Yine, yakında, 13'üncü Bölge Müdürlüğü Erzurum ve Erzincan Şube Müdürlüğü de av turizmi kapsamında avlattırılacak yabancı avcı kotalarının satışı için ihale açtı, yakından takip ettim ve bu şekilde devlet eliyle meşrulaştırılan katliamlar, Türkiye'nin altına imza attığı Bern Sözleşmesi'ne de aykırıdır.

(Mikrofon otomatik cihaz tarafından kapatıldı)

BAŞKAN - Sayın Danış Beştaş, lütfen tamamlayın.

MERAL DANIŞ BEŞTAŞ (Erzurum) - Bitiriyorum Başkan.

Nesli tükenmekte olan hayvanlar iktidarların döviz rezervi değildir, olmamalıdır. Özellikle dağ keçisi, yaban koyunu, melez yaban keçisi, karaca ve kızılgeyik ile yaban domuzunun zaten nesli tükenmek üzere.
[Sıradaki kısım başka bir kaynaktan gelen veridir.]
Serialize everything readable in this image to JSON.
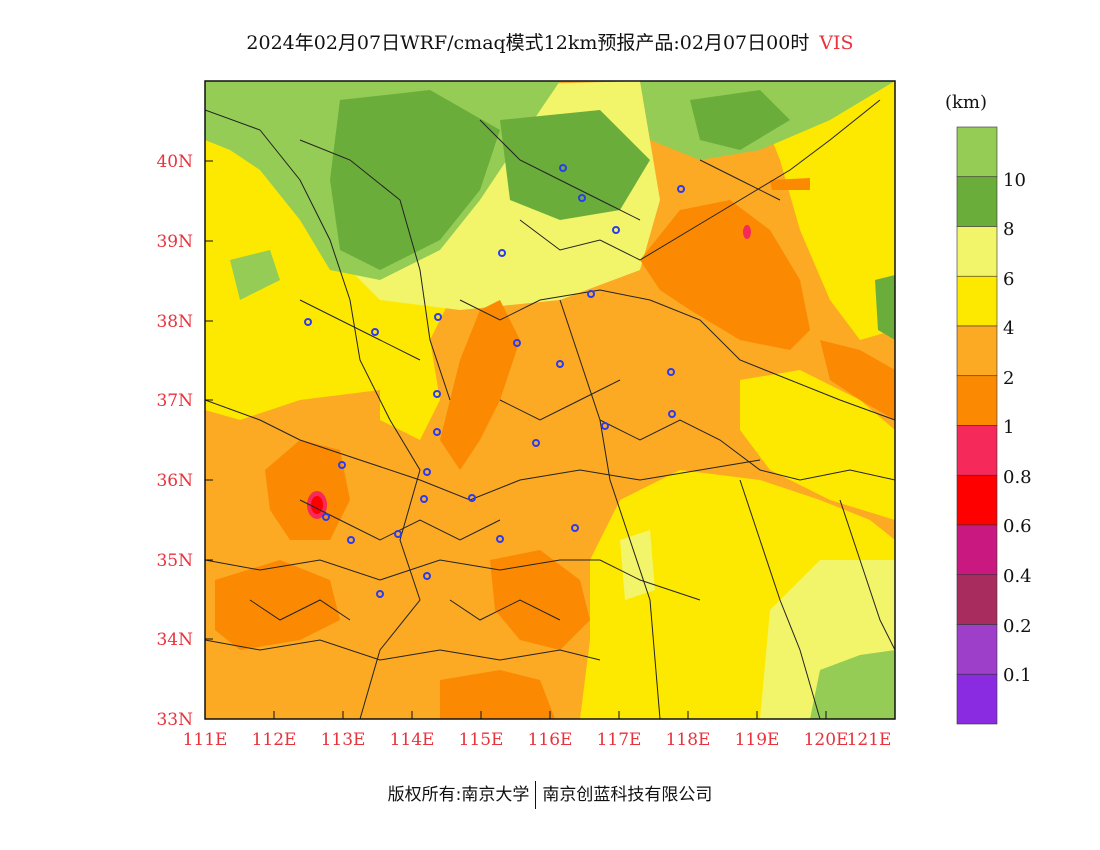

Avcılıkla ilgili Bern Sözleşmesi'ne bir an önce uyulmasını talep ediyoruz.

Son olarak, Vartinis davası -burada çok söyledik, bugün duruşma var- maalesef zaman aşımına uğrayacak. Bir katliam dosyası daha devlet eliyle, yargı eliyle, yargıya verilen talimatlarla cezasızlıkla sonuçlanacak; bu, asla unutulacak, kabul edilecek, hazmedilecek bir mesele değil. Bir aileden 7 kişi katledilmişti, bunun da kayıtlara geçmesini istiyorum ve teşekkür ediyorum.